Higher prices are actually deflationary because they take away purchasing power from every consumer and DEFLATION is what the banking system is still, and will continue, fighting. So what happened next is we went after a party with a lot of oil, gold and silver that wasn't capable of defending themselves.
The European banking system was not recapitalized in 2008 and was given a small dose of recapitalization via the Greek bailouts, so they did a bigger recapitalization.
All of this, too, would prove to be insufficient and the yen carry trade was going to unwind, so the Bank of Japan ramped up its quantitative easing program and started buying up everything you could buy with yen.
Where we are at today is the logical outcome of propping up the financial system that has been used to organize the entire world since the post-World War II world's Yalta and Bretton Woods conferences as well as the Nixon Shock that was a default on the commitments made in those conferences.
What makes today's circumstances more challenging is that population has continued to grow while the labor market has continued to deteriorate due to technology advances. It is important to recognize that technology is DEFLATIONARY. Technology renders the old obsolete and over-priced. Lower prices means lower revenues, incomes and profits from the top all of the way down the income pyramid. However, owning massively deflationary technology (useful and in high demand) yields its owner(s) major windfalls because the competition doesn't exist and you only have to marginally reduce prices to conquer the old technology and its owners. Think of what Walmart did in the 1980s and 1990s through purchasing and logistics and what Amazon has taken to the next level since Y2K.

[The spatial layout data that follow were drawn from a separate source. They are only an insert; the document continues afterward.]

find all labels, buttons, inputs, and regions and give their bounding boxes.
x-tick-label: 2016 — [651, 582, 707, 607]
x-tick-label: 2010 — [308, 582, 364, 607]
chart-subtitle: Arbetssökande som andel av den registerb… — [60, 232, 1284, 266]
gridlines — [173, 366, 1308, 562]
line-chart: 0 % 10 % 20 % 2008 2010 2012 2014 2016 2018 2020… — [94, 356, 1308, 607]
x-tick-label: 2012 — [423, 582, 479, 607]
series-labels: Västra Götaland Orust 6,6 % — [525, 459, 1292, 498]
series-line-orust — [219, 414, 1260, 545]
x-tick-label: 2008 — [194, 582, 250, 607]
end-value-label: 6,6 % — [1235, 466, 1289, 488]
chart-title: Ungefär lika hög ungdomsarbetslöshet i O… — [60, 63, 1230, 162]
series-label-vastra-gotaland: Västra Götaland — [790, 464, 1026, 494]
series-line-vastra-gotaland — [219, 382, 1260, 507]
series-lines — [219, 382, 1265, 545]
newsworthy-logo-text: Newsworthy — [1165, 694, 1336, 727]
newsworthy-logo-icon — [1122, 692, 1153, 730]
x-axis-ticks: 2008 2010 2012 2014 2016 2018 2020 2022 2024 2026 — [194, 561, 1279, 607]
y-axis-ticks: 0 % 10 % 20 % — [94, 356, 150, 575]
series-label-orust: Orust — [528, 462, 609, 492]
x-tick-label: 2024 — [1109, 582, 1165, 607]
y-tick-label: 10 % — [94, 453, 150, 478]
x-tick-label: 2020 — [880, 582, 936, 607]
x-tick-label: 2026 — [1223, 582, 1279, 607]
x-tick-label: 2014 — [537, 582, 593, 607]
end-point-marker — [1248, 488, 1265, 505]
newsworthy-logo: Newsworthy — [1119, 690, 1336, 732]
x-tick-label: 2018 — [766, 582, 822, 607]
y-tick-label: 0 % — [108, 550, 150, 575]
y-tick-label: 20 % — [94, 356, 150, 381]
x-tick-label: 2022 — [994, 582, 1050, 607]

20,000 itself is not a magic number, but it can be marketed as such and people can be convinced it is a great thing. The problem with this is that perception (animal spirits) only matters to the markets if people have money to invest in the markets. Over the past eight years, the labor force has been transformed into a, largely, part-time <30 hours/week situation with low fixed-rate hourly wages. Investing requires having savings to speculate with and if you are having to spend as much as comes in, your bullishness about the market doesn't matter because you can only watch it on the teevee.
It is this SET of circumstances that created the social platform for a candidate like The Donald to legitimately WIN Executive Office of the United States of America. Looking at the world today, The Donald is pursuing a massive restructuring of the global economic system that was established post-World War II. It is important to recognize that the entire global system of government and economy has a financial statement problem that will have to be addressed. The ultimate problem is insoluble debt and, even more challenging, a potentially insoluble population problem.
Going forward, it is imperative to step back from the muddy waters and try to perceive the very big picture and its problems. Politicians a product of their constituents' problems and serious problems demand real solutions. Due to the seriousness and urgency of the world's problems, I believe it is fair to anticipate that interfering with prescribed solutions will not be met with patience or sympathy to all concerns.
As such, I urge everyone to make a serious effort to understand the big picture and its problems, while maintaining a humble spirit and appreciation that the problems are so great that no politician or government is going to have all the answers; the hope is that there will be enough reasonable answers. At best, I think we are just buying time no matter what actions are taken.
In the mean time, as long as total credit issuance - within an emphasis on the US Treasury continuing to run a deficit - is growing, one can expect for stocks to continue higher. Similarly, if the US Treasury were to run a balanced budget, one would anticipate for stocks to decline.